Conclusion: PHHI can cause permanent brain damage. The decision of surgical intervention in patients who have failed conservative approach should be made before brain damage occurs. Contrary to adult patients, in whom focal lesions can be treated using limited surgery such as enucleation and partial pancreatectomy. Spleen-saving near total distal pancreatectomy for both focal and diffuse lesions in infancy appears to be the treatment of choice.
Hiperinsulinizmde pankreatektomi
Amaç: Çalışmanın amacı, kendini hipoglisemi ile belli eden inatçı hiperinsülinemik hipoglisemi olgularında uygulanan değişik pankreatektomi teknikleri ile oluşan tecrübemizi takdim etmektir.
Olgular ve yöntem: Cerrahpaşa Tıp Fakültesi Çocuk Cerrahisi Anabilim Dalı’nda 1996-2011 yılları arasında PHHI nedeni ile çeşitli pankreatektomi teknikleri uygulanan 16 olgunun kayıtları geriye dönük olarak incelenmiştir.
Bulgular: Olguların 7’si erkek, 9 ‘u kız olup, 14’ü yenidoğan ve süt çocukluğu çağı başlangıçlı iken 2 olgu geç başlangıçlı grupta yer almaktadır Olguların pankreatektomi sırasındaki yaş dağılımı 19 gün-14 yaş arasında değişmektedir. Dokuz olgu gecikmeden başvurmuşken 7 olgu uzamış tıbbi tedavi ve geç tanı nedeniyle geç fönemde başvurmuştu. Geç başvuran olguların hepsinde kalıcı beyin hasarı gelişmişti.

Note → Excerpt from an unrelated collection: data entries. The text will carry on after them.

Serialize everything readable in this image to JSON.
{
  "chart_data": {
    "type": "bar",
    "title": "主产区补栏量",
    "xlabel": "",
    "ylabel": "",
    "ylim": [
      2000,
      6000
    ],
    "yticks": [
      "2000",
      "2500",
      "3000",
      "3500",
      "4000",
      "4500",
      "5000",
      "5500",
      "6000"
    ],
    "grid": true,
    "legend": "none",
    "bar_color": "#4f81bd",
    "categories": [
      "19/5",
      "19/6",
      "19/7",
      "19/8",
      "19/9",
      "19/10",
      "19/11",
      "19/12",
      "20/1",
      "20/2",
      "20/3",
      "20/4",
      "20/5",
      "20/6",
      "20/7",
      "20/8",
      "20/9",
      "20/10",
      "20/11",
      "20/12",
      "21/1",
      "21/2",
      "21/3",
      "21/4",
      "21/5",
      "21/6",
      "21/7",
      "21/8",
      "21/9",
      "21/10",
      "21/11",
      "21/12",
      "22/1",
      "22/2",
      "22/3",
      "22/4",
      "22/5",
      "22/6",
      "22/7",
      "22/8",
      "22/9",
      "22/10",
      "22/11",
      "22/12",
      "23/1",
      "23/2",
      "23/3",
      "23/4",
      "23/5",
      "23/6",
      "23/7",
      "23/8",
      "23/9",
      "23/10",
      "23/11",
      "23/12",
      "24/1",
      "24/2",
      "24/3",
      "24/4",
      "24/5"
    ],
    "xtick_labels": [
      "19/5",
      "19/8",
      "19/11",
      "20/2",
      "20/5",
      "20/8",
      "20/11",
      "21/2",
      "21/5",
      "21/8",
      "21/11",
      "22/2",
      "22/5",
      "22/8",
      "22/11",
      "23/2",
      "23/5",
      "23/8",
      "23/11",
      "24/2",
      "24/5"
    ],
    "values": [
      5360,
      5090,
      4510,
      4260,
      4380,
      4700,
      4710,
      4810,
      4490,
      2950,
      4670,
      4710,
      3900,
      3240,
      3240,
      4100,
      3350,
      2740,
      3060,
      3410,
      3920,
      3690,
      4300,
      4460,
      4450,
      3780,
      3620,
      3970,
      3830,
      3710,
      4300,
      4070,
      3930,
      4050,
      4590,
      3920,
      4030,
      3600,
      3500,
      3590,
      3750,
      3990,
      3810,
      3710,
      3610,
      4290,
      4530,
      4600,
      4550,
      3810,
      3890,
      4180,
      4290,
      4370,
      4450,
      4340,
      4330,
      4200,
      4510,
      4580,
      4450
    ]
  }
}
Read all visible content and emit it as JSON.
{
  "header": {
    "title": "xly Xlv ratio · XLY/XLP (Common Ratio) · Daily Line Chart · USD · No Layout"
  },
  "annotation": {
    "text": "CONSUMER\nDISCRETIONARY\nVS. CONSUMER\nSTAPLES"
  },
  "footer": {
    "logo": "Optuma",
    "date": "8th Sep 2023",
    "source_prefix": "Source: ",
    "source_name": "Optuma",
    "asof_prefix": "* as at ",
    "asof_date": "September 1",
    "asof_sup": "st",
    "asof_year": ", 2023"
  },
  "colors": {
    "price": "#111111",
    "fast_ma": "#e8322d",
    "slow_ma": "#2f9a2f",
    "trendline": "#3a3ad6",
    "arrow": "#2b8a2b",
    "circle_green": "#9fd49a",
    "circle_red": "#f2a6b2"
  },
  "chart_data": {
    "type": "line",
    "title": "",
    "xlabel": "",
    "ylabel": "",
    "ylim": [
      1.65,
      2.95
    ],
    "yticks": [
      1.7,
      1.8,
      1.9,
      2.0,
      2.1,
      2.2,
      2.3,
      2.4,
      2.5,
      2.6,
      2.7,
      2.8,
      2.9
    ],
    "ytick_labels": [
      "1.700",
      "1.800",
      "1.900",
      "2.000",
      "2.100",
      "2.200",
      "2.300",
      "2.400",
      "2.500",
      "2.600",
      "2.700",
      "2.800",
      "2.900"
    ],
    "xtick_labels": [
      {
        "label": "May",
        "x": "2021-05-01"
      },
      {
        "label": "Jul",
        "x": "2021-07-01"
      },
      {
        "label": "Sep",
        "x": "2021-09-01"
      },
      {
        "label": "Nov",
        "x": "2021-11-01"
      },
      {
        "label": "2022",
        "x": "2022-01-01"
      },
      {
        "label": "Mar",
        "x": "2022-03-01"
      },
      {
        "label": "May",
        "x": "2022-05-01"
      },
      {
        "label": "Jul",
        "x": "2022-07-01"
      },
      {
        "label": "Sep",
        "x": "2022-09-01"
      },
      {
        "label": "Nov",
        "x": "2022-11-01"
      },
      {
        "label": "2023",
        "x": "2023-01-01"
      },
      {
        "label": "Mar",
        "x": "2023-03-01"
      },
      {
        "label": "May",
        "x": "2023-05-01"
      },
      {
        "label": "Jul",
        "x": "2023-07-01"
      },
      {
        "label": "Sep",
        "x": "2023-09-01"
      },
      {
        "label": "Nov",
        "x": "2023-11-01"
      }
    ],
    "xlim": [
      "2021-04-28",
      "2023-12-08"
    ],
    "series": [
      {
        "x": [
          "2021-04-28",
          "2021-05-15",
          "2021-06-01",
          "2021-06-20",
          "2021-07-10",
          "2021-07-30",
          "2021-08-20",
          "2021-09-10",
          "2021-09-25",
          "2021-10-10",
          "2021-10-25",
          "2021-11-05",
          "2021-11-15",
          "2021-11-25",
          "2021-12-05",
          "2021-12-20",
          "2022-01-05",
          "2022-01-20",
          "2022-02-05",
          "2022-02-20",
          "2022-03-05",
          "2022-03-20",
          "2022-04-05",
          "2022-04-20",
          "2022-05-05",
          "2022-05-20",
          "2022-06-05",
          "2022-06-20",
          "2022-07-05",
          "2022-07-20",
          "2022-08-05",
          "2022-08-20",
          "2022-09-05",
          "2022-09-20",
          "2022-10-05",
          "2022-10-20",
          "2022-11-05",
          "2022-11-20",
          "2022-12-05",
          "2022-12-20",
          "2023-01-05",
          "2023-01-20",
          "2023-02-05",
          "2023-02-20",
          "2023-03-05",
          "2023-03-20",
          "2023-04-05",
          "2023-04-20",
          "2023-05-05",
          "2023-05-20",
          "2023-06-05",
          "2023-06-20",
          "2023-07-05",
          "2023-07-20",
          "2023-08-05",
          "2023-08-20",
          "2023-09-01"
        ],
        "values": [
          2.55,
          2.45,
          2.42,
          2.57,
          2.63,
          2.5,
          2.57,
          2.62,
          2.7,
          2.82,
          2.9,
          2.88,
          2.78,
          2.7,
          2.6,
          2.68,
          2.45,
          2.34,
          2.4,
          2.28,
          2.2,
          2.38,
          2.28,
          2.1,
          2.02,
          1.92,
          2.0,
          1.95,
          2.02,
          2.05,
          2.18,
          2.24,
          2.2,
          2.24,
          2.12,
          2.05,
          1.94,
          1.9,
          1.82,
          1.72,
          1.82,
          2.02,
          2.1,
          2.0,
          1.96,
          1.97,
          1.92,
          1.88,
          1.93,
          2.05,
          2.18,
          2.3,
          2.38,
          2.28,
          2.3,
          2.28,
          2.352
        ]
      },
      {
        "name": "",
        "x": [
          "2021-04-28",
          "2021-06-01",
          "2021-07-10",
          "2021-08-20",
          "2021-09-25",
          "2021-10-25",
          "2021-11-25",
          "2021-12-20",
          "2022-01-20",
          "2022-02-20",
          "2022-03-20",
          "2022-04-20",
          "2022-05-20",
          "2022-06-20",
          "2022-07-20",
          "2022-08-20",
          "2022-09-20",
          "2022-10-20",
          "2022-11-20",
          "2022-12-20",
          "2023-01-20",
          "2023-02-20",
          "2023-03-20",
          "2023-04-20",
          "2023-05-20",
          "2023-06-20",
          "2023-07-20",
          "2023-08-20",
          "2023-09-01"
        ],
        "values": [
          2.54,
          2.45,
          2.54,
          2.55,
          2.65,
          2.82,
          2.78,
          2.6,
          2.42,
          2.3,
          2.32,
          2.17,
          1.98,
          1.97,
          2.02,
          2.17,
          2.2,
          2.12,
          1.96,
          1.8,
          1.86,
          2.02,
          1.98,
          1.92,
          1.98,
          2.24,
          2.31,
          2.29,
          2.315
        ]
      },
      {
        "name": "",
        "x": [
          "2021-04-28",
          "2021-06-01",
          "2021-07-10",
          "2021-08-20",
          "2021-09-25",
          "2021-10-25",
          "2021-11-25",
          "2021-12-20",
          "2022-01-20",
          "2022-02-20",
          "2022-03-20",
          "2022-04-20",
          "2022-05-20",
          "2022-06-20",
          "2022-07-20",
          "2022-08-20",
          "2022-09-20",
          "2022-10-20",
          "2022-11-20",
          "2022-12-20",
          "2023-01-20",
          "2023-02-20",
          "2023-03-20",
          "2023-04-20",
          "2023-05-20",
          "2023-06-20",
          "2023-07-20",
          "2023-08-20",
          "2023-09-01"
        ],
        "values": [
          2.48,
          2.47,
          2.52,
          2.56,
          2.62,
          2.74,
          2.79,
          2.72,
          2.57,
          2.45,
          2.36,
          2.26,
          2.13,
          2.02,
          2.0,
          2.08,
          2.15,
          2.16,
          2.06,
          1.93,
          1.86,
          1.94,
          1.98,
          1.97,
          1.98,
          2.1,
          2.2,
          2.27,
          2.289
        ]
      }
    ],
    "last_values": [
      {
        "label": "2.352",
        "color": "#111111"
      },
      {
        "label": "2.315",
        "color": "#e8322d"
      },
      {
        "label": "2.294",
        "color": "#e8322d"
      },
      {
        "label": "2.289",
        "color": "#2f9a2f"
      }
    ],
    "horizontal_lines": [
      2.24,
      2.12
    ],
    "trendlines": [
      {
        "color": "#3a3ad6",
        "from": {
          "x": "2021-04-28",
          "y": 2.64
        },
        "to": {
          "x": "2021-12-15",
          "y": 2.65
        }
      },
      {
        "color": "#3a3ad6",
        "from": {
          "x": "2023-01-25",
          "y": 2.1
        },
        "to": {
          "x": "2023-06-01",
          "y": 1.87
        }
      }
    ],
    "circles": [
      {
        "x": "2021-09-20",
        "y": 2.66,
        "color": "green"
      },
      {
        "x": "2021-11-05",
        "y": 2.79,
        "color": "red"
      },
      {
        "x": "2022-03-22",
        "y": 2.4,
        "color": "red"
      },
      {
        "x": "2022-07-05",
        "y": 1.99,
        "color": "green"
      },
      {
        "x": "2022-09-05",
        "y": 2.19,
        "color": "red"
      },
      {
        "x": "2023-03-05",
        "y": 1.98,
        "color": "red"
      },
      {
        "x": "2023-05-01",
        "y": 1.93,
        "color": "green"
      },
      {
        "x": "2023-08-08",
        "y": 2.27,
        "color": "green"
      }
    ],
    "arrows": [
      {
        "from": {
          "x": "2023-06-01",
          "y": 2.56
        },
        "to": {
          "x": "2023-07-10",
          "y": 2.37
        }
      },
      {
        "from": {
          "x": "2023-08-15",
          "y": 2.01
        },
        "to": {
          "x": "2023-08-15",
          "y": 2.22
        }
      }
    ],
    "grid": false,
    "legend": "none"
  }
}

Totale yakın pankreatektomi 12 olguya, %85-95 pankreatektomi 3 olguya, parsiyel pankreatektomi ise 1 olguya uygulanmıştır. 12 olguda, dalak koruyucu, totale yakın distal pankreatektomi, 3 olguda %85-95 distal pankreatektomi, 1 olguda ise korpus-kuyruk şeklinde parsiyel pankreatektomi operasyonu uygulanmıştır.
Olguların 3’ünde postoperatif dönemde hipoglisemi ataklarının devam etmesi nedeni ile total pankreatektomi - pankreatikoduodenektomi, 3’ünde konservatif yaklaşım ile başarılı olunamayan brid ileusu nedeni ile laparatomi + bridektomi, 2’sinde ise safra yolu yaralanması nedeni ile biliyer diversiyon işlemi uygulanmıştır. Olguların 5’inde insülin kullanımını gerektiren diyabet gelişmiştir.
Sonuç: PHHI; hipoglisemi atakları esnasında oluşabilen kalıcı beyin hasarı riski nedeni ile, tanının çabuk konulması ve hızlı müdahale edilmesi gereken bir hastalık grubudur. Konservatif yaklaşımda başarısız olunan olgularda cerrahi girişim kararı beyin hasarı oluşmadan alınmalıdır. Bize göre, erişkin yaşlarda fokal tipte enükleasyon ya da parsiyel pankreatektomi gibi sınırlı cerrahi girişim; yenidoğan ve infant döneminde ise, hem fokal hem diffüz tipte, dalak koruyucu totale yakın distal pankreatektomi girişimi uygulanması gereken cerrahi yöntemler olarak görünmektedir.